(Tunceli)
Diyarbakır'a sabah saat 09:00'da inince kameraman arkadaş ahkâm kesti; "Taş çatlasa saat birde Tunceli'deyiz abi. Bu bölgeyi milim milim bilirim. Şimdi vurduk mu yola önce Elazığ, arkasından Pertek derken Dersim'e varırız 3.5-4 saatte."
Bilmediği; aslında bilip de unuttuğu şey benim yol üstü hallerim. Gözümün takıldığı her şeyi tepe tırnak fotoğraflar, aklıma gelen her konuyu kotara becere giderim ben yolu. Aynen de öyle oldu işte. Önce Ergani yakınında, yolun azıcık sağ içinde tarihi bir köprü ve çeşme gördüm. Etrafına doluşmuş çor çocuğu çekip görüntülerken kafadan 1 saat orada geçti gitti bile.
Dağ duman da Maden nerede?
Az daha gidince Maden Kasabası. Hani şu İzzet Altınmeşe'nin menşur türküsü Maden Dağı dumandır denen bölge yani. Oradan fabrikayı söktüler, kel kel bıraktılar ya, o müthiş yalnızlığın, hasretin izleri tepelerde mahzun bir mimik gibi yerleşmiş duruyor. Gel de çekme, fotoğraflama bu vaziyeti. Bir de boşalmış, tenhalaşmış ki kasaba sormayın. İş olmayınca, maden sökülüp atılınca kim kalıp kim yaşasın ki orada?
Ne yapsak acep?..
Azıcık daha gidince Elazığ'a girdik işte. "Kısadan kese ne yapabiliriz burada" diye sorup, uzun sessizliği söndürüp, yine kendim yanıtladım sorumu. Gidelim Akıl Hastanesi'ne göz atalım hadi.

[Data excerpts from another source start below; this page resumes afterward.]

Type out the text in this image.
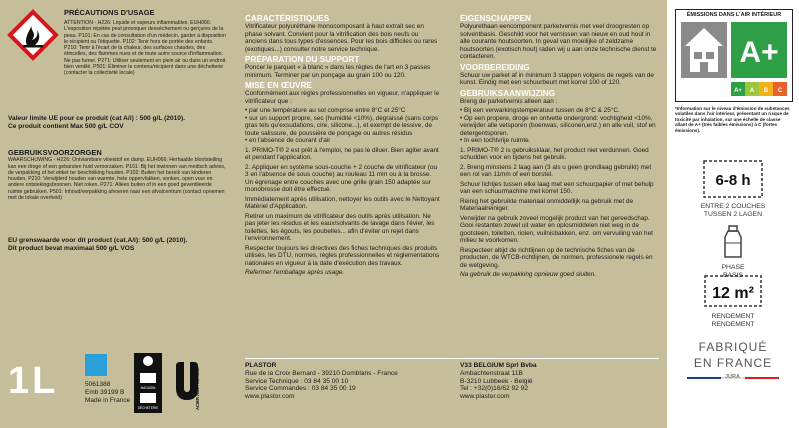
PRÉCAUTIONS D'USAGE
ATTENTION - H226: Liquide et vapeurs inflammables. EUH066: L'exposition répétée peut provoquer dessèchement ou gerçures de la peau. P101: En cas de consultation d'un médecin, garder à disposition le récipient ou l'étiquette. P102: Tenir hors de portée des enfants. P210: Tenir à l'écart de la chaleur, des surfaces chaudes, des étincelles, des flammes nues et de toute autre source d'inflammation. Ne pas fumer. P271: Utiliser seulement en plein air ou dans un endroit bien ventilé. P501: Éliminer le contenu/récipient dans une déchetterie (contacter la collectivité locale)
Valeur limite UE pour ce produit (cat A/i) : 500 g/L (2010).
Ce produit contient Max 500 g/L COV
GEBRUIKSVOORZORGEN
WAARSCHUWING - H226: Ontvlambare vloeistof en damp. EUH066: Herhaalde blootstelling kan een droge of een gebarsten huid veroorzaken. P101: Bij het inwinnen van medisch advies, de verpakking of het etiket ter beschikking houden. P102: Buiten het bereik van kinderen houden. P210: Verwijderd houden van warmte, hete oppervlakken, vonken, open vuur en andere ontstekingsbronnen. Niet roken. P271: Alleen buiten of in een goed geventileerde ruimte gebruiken. P501: Inhoud/verpakking afvoeren naar een afvalcentrum (contact opnemen met de lokale overheid)
EU grenswaarde voor dit product (cat.A/i): 500 g/L (2010).
Dit product bevat maximaal 500 g/L VOS
1L	5061388
Emb 39199 B
Made in France
MAGASIN
DÉCHETERIE	ACIER RECYCLABLE
CARACTÉRISTIQUES
Vitrificateur polyuréthane monocomposant à haut extrait sec en phase solvant. Convient pour la vitrification des bois neufs ou anciens dans tous types d'essences. Pour les bois difficiles ou rares (exotiques...) consulter notre service technique.
PRÉPARATION DU SUPPORT
Poncer le parquet « à blanc » dans les règles de l'art en 3 passes minimum. Terminer par un ponçage au grain 100 ou 120.
MISE EN ŒUVRE
Conformément aux règles professionnelles en vigueur, n'appliquer le vitrificateur que :
• par une température au sol comprise entre 8°C et 25°C
• sur un support propre, sec (humidité <10%), dégraissé (sans corps gras tels qu'exsudations, cire, silicone...), et exempt de lessive, de toute salissure, de poussière de ponçage ou autres résidus
• en l'absence de courant d'air
1. PRIMO-T® 2 est prêt à l'emploi, ne pas le diluer. Bien agiter avant et pendant l'application.
2. Appliquer en système sous-couche + 2 couche de vitrificateur (ou 3 en l'absence de sous couche) au rouleau 11 mm ou à la brosse. Un égrenage entre couches avec une grille grain 150 adaptée sur monobrosse doit être effectué.
Immédiatement après utilisation, nettoyer les outils avec le Nettoyant Matériel d'Application.
Retirer un maximum de vitrificateur des outils après utilisation. Ne pas jeter les résidus et les eaux/solvants de lavage dans l'évier, les toilettes, les égouts, les poubelles... afin d'éviter un rejet dans l'environnement.
Respecter toujours les directives des fiches techniques des produits utilisés, les DTU, normes, règles professionnelles et réglementations nationales en vigueur à la date d'exécution des travaux.
Refermer l'emballage après usage.
EIGENSCHAPPEN
Polyurethaan eencomponent parketvernis met veel droogresten op solventbasis. Geschikt voor het vernissen van nieuw en oud hout in alle courante houtsoorten. In geval van moeilijke of zeldzame houtsoorten (exotisch hout) raden wij u aan onze technische dienst te contacteren.
VOORBEREIDING
Schuur uw parket af in minimum 3 stappen volgens de regels van de kunst. Eindig met een schuurbeurt met korrel 100 of 120.
GEBRUIKSAANWIJZING
Breng de parketvernis alleen aan :
• Bij een verwarkingstemperatuur tussen de 8°C & 25°C.
• Op een propere, droge en ontvette ondergrond: vochtigheid <10%, verwijder alle vetsporen (boenwas, siliconen,enz.) en alle vuil, stof en detergentsporen.
• In een tochtvrije ruimte.
1. PRIMO-T® 2 is gebruiksklaar, het product niet verdunnen. Goed schudden voor en tijdens het gebruik.
2. Breng minstens 2 laag aan (3 als u geen grondlaag gebruikt) met een rol van 11mm of een borstel.
Schuur lichtjes tussen elke laag met een schuurpapier of met behulp van een schuurmachine met korrel 150.
Reinig het gebruikte materiaal onmiddellijk na gebruik met de Materiaalreiniger.
Verwijder na gebruik zoveel mogelijk product van het gereedschap. Gooi restanten zowel uit water en oplosmiddelen niet weg in de gootsteen, toiletten, riolen, vuilnisbakken, enz. om vervuiling van het milieu te voorkomen.
Respecteer altijd de richtlijnen op de technische fiches van de producten, de WTCB-richtlijnen, de normen, professionele regels en de wetgeving.
Na gebruik de verpakking opnieuw goed sluiten.
PLASTOR
Rue de la Croix Bernard - 39210 Domblans - France
Service Technique : 03 84 35 00 10
Service Commandes : 03 84 35 00 19
www.plastor.com
V33 BELGIUM Sprl Bvba
Ambachtenstraat 11B
B-3210 Lubbeek - België
Tel : +32(0)16/62 92 92
www.plastor.com
ÉMISSIONS DANS L'AIR INTÉRIEUR
A+
A+ A B C
*Information sur le niveau d'émission de substances volatiles dans l'air intérieur, présentant un risque de toxicité par inhalation, sur une échelle de classe allant de A+ (très faibles émissions) à C (fortes émissions).
6-8 h
ENTRE 2 COUCHES
TUSSEN 2 LAGEN
PHASE
BASIS
12 m²
RENDEMENT
RENDEMENT
FABRIQUÉ
EN FRANCE
JURA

Az sonra hastanenin böğründe, kavak altı havuz başı taraflarındayız. Genç başhekim biraz tırsmakta. Çekim yaparsak, ya vali bey zılgıt atarsa. Valiyi arayıp izin alıyor ve rahatlatıyorum başhekimi. Şimdi her tarafını gezip görebiliriz hastanenin.
İçi de iyi dışı da
Aslında gelmek için uygun zaman değil. Benim de kabulüm bu. Çünkü bazı servislerin yıkılıp yeniden yapılması sürüyor. Oradaki hastalar da toplanıp diğer servislere eklenmiş. Yani bin bir ayak bir yerde. Hem başhekim hem diğer idareciler böyle tıklım tıkış görücüye çıkmak istemiyor elbette. Bu koşullara rağmen yine de iyi durumda hastane. Yatak yorgan, oda koridor, mutfak ocak temiz pak bakımlı sağlam. Hastalara gelince zaten dünyanın her yerinde olduğu gibi burada da en zor hasta tipi onlar. Allah akıldan noksan bırakmasın derler ya gerçekten de öyle.
Her yerden suretler
Yüzlerce isim, surat ve talihsizlik öyküsünün hüsranlı özneleri hepsi de. Kimi Malatya, kimi Bingöl, kimi Erzincan, Erzurum, Urfa'dan gelmiş. Elazığlı olanlar da var aralarında elbet. Sigara, para isteyenler, beni de doktor sanıp hatta işi ileri götürüp bakan zannedip taburcu olmak isteyenler, her nasılsa tanıyıp 'ekrana çıkart' diyenler, türkü söyleyenler, eşe dosta sılaya selam söyleyenler, ağlayanlar, kahkaha atanlar, durduk yerde sallananlar, kafasını su borularına vuranlar vee o... Gencecik, aslan gibi bir delikanlı. Cerrahpaşa Tıp Fakültesi 3. sınıfından zorunlu terk. Çünkü tam o sıralarda gelmiş vurmuş ağır hastalık aklı uçmuş, izanı yitmiş, hayatı ters tepelek dönmüş, devrilmiş bu gencin. Devreleri şimdi bu servislerde doktorluk yapıyor. O da belki beyaz önlük giyip onlarla aynı yerde aynı şekilde viziteye çıkacak, teşhis tedavi yapacakken bak başına gelene şu çocuğun. Okulunu hatırlıyor ama nasıl yürümeli, nasıl konuşup söyleşmeli tamamen kopartmış bu fikri kafasından.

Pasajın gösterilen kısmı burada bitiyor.